Various methods are known in the art for securing or fixing the axial position and/or the amount of axial pre-loading of a machine element disposed, e.g., on a shaft or in a bore, so that the actual axial position and/or the actual axial pre-loading of the machine element does not unacceptably deviate from a desired axial position and/or a desired axial pre-loading. For example, an abutment device can be fixedly disposed adjacent to one axial side of the machine element and an abutment surface of the abutment device may be positioned so as to axially abut against the machine element, thereby preventing a change of the position of the machine element in an axial direction. In addition, if the abutment surface is forcibly pressed against the machine element along its axial direction such that a shifting or displacement of the machine element in the axial direction is prevented, a pre-loading or biasing or tensioning of the machine element in the axial direction can be produced.
For small machine elements having dimensions in the range of a few centimeters, the axial securing operation is normally performed during an automated mounting process that utilizes standard components. However, for very large machine elements, the absolute tolerances, in particular the tolerances of the installation space, can be relatively large values, such that an individualized alignment or adjustment may be necessary to axially secure or fix the machine element with defined properties, e.g., with a pre-defined axial pre-loading.

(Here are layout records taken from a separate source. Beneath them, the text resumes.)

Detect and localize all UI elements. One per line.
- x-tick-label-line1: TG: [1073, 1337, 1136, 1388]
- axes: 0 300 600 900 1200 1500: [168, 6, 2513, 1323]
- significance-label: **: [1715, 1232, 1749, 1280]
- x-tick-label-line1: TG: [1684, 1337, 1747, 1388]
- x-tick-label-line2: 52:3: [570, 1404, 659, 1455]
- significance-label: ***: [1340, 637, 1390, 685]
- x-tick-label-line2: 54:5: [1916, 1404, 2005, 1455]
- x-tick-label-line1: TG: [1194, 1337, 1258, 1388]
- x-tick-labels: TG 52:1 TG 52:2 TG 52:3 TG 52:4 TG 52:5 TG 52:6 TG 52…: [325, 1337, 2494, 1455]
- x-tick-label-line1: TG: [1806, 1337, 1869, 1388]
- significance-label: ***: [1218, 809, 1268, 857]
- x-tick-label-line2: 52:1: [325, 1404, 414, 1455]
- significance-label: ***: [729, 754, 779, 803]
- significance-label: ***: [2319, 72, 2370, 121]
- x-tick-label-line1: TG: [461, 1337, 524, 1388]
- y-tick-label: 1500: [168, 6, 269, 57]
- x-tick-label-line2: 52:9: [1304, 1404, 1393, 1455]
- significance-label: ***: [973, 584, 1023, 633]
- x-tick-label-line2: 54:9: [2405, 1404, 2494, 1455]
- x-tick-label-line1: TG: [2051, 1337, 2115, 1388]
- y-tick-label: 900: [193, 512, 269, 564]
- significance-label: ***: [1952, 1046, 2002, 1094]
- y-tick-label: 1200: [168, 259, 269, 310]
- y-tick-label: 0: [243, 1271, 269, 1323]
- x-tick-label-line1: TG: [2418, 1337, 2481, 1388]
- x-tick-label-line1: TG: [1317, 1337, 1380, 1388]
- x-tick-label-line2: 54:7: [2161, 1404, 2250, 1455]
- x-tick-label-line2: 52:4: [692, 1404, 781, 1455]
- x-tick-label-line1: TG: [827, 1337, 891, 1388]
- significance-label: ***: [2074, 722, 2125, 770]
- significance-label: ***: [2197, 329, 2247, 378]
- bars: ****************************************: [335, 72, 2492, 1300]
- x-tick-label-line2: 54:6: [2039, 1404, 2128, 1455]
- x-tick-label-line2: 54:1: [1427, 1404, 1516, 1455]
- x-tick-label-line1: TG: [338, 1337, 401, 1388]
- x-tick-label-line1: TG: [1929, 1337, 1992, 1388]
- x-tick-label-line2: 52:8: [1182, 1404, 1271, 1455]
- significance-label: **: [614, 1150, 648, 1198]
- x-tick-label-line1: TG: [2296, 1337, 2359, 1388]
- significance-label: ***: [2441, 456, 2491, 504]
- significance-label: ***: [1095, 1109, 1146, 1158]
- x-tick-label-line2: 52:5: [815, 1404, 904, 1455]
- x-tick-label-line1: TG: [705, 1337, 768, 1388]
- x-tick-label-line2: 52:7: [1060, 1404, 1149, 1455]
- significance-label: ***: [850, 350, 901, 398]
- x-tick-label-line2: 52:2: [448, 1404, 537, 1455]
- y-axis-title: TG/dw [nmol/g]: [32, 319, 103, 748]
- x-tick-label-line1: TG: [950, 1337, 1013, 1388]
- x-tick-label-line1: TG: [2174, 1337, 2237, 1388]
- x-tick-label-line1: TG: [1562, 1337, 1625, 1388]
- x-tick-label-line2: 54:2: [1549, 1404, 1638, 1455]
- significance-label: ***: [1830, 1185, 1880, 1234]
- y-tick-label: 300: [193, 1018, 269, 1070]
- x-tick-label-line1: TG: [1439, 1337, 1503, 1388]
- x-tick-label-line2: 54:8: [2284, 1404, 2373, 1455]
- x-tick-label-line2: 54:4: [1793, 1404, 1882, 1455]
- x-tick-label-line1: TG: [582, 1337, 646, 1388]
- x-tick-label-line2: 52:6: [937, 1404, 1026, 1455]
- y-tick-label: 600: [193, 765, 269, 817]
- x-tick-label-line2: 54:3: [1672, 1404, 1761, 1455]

To overcome this tolerance problem, it is known, e.g., to fix a large bearing on a shaft by providing an axial support between a shaft shoulder and a clamping ring. A custom-made spacer ring is then disposed between the large bearing and the clamping ring in the axial direction in order to precisely compensate for the tolerances. However, if a customized production of the spacer ring is required or the selection of a suitable spacer ring from an assortment of spacer rings is necessary to precisely compensate the tolerances, significant additional expenses and/or labor requirements will incurred during the assembly process.
Such a tolerance compensating method can be used, e.g., when mounting a bearing of a rotor shaft in a wind turbine. In this case, the rotor shaft bearing abuts against a shaft shoulder on one axial side and is secured or fixed by a clamping ring on the other axial side. In addition, the clamping ring axially abuts against a further shaft shoulder or an axial end surface of the shaft and is screwed together with the shaft. Even though this approach leads to usable results, there is a need for alternative solutions due to the relatively large expense incurred during the mounting process.
In principle, it is also possible to press a clamping ring having a relatively long radial clamping surface onto the shaft and then to axially displace or slide the clamping ring until it has reached its intended position. This axial displacement step can be performed, e.g., by using a hydraulic nut, with which both the necessary force and the necessary precision can be achieved. The use of a hydraulic nut for mounting a ring body on a shaft and for removing the ring body from the shaft is known, e.g., from EP 0 878 271 A2. This hydraulic nut includes an annular piston that is disposed in an annular groove and forms a pressure chamber with the groove. In order to axially displace or shift the ring body, the pressure chamber is filled with pressurized hydraulic fluid, which pushes the piston outwardly.
However, the relatively long radial clamping surface necessary for achieving a reliable securing of the machine element without using screws leads to the possibility that relatively strong forces could develop. Consequently, there is a risk of damaging the shaft and/or the clamping ring when using such a mounting process.